A smiling woman with curly hair, wearing an orange shirt, white cardigan, and blue pants, leans on a brick and stone railing with greenery in the background.
Nannying for high-net-worth families requires really high emotional intelligence," according to Adventure Nannies Shenandoah Davis.

She recalls with horror situations in which families terminated a child-care provider without giving them a chance to say goodbye. “That can do damage to the children, because this has been the key person in their life,” she said. 

More often, though, a well-placed nanny will stay with a family for a decade or more. They’ll form deep relationships with the kids but must also work well with other members of the staff, like the chef, housekeeper, or governess. In some cases, they’ll get promoted through the ranks as the children grow up.

“Because some of our clients are founders, they know that when you find a good person, you just want to keep them with you for as long as possible,” said Davis. “They’re looking for someone who, after their newborn gets to high school, can then move into a role at the family office or help with legacy planning or their philanthropic efforts.”  

It’s all about the family’

Nannying often comes at the expense of one’s personal life. ROTA nannies, especially, live on-site, typically in a guesthouse, which means it doesn’t make sense for them to have their own family, pets, or even houseplants.

“At the end of the day, you have to have the mindset that it’s all about the family, and it’s not about me,” said Dara Yates, a former nanny and the founder of Seaside Staffing.

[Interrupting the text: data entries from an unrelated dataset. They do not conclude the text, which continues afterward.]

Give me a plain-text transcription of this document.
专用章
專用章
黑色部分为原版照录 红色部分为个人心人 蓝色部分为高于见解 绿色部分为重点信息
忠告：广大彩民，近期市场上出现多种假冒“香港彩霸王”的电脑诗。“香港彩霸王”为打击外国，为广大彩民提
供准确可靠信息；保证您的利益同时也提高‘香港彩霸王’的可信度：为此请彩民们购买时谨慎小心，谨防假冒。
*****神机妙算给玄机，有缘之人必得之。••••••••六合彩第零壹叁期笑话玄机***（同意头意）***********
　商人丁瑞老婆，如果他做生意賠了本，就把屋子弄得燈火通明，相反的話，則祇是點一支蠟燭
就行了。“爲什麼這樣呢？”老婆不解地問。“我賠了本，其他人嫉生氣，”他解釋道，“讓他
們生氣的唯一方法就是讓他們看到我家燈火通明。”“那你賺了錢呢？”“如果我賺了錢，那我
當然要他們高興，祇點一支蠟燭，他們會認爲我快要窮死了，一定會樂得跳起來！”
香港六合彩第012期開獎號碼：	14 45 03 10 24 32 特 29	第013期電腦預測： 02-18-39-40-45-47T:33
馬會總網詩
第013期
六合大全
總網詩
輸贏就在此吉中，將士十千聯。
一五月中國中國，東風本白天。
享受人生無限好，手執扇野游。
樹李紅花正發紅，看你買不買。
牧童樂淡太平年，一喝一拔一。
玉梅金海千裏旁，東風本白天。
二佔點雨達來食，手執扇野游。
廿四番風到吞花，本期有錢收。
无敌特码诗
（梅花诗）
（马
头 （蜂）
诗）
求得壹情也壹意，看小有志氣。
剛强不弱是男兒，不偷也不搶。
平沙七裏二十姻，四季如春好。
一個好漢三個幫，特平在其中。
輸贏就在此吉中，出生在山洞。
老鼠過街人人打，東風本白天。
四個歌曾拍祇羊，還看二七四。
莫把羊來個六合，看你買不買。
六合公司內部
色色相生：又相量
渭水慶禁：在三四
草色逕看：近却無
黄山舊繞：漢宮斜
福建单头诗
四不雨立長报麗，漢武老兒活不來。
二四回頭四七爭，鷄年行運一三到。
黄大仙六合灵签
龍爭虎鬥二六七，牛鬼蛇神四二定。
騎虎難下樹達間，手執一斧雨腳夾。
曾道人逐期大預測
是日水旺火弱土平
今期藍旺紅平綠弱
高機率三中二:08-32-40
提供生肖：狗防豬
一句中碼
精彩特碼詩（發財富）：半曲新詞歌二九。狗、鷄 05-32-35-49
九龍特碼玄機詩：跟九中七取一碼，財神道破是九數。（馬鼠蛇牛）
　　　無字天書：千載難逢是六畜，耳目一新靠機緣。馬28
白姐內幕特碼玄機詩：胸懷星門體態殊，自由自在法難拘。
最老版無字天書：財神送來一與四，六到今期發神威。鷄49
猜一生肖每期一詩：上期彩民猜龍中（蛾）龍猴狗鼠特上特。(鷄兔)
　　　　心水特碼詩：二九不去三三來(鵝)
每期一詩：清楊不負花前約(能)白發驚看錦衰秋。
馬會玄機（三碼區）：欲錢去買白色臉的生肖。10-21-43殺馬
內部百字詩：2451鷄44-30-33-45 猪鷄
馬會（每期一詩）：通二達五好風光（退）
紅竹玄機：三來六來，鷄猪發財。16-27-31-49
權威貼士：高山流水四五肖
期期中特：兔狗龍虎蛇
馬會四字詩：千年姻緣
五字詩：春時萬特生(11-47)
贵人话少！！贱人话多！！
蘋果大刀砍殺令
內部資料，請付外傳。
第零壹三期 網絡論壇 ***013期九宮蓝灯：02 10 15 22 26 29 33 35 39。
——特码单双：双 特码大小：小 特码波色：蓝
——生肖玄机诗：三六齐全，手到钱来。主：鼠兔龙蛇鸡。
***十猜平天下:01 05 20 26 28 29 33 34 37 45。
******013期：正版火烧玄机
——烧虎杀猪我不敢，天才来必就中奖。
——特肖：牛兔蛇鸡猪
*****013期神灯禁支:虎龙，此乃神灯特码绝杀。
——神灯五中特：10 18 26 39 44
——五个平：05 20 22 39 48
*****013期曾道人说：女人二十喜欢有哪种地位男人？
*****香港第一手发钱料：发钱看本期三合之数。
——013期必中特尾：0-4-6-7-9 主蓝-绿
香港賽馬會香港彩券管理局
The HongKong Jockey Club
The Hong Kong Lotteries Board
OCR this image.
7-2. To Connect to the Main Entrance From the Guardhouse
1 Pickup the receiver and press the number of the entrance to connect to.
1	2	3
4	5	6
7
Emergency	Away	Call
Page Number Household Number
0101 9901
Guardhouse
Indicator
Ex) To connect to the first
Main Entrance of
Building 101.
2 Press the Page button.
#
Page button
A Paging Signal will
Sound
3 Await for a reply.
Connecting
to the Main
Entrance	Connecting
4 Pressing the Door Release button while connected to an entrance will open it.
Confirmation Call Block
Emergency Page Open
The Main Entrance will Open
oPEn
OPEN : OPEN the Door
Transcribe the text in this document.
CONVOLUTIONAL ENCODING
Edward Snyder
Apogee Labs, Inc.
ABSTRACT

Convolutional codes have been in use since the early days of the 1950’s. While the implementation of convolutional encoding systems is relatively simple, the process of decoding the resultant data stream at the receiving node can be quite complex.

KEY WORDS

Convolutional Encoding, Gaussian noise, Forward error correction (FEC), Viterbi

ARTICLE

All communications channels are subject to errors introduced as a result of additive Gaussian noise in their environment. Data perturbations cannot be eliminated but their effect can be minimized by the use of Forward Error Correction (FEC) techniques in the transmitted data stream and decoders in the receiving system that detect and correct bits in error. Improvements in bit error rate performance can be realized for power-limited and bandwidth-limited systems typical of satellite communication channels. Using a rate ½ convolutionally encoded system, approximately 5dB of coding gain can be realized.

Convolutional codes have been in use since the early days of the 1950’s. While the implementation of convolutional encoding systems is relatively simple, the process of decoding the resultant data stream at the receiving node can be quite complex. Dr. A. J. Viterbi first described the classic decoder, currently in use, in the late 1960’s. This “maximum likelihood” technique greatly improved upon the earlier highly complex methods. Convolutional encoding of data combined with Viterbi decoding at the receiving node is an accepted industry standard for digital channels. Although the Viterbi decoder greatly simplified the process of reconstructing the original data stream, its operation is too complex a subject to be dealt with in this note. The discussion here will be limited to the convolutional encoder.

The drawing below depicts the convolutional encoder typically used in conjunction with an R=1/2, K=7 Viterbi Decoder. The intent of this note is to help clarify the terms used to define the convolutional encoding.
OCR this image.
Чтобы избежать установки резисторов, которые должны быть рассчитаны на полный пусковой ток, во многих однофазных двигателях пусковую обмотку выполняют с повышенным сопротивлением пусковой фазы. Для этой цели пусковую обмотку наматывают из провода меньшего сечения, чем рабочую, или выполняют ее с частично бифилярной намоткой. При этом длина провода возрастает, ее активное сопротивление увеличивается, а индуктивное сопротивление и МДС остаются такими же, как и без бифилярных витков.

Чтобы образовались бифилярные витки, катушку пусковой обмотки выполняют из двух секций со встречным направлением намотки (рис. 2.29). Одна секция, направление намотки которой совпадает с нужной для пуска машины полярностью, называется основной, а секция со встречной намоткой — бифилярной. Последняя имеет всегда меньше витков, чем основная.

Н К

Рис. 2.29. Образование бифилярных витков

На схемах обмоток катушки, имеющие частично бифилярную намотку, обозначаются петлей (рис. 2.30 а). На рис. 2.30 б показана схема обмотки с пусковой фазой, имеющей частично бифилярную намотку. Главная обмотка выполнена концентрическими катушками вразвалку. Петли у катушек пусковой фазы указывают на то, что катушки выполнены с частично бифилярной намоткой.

In return for sky-high Bay Area salaries, you need to be ready to “meet at the tarmac in two hours,” even if it’s technically your day off. “People pay for someone’s level of flexibility.” 

To be successful as a nanny also requires knowing when to take the reins and when to disappear. Parents are offloading most of their child’s care but may want the nannies to scatter when they enter the room. “But these are human beings, not cockroaches,” Smiley said. 

To be fair, sometimes being ignored is better than the alternative. As many tech employees continue to work from home at least several days a week, micromanagement has become a common complaint among nannies. “You can’t be looking for validation, because you’ll never get it,” Smiley said. 

“Sometimes you have to give them grace and just pray that they reach emotional maturity,” she said, making sure to note she was referring to the parents.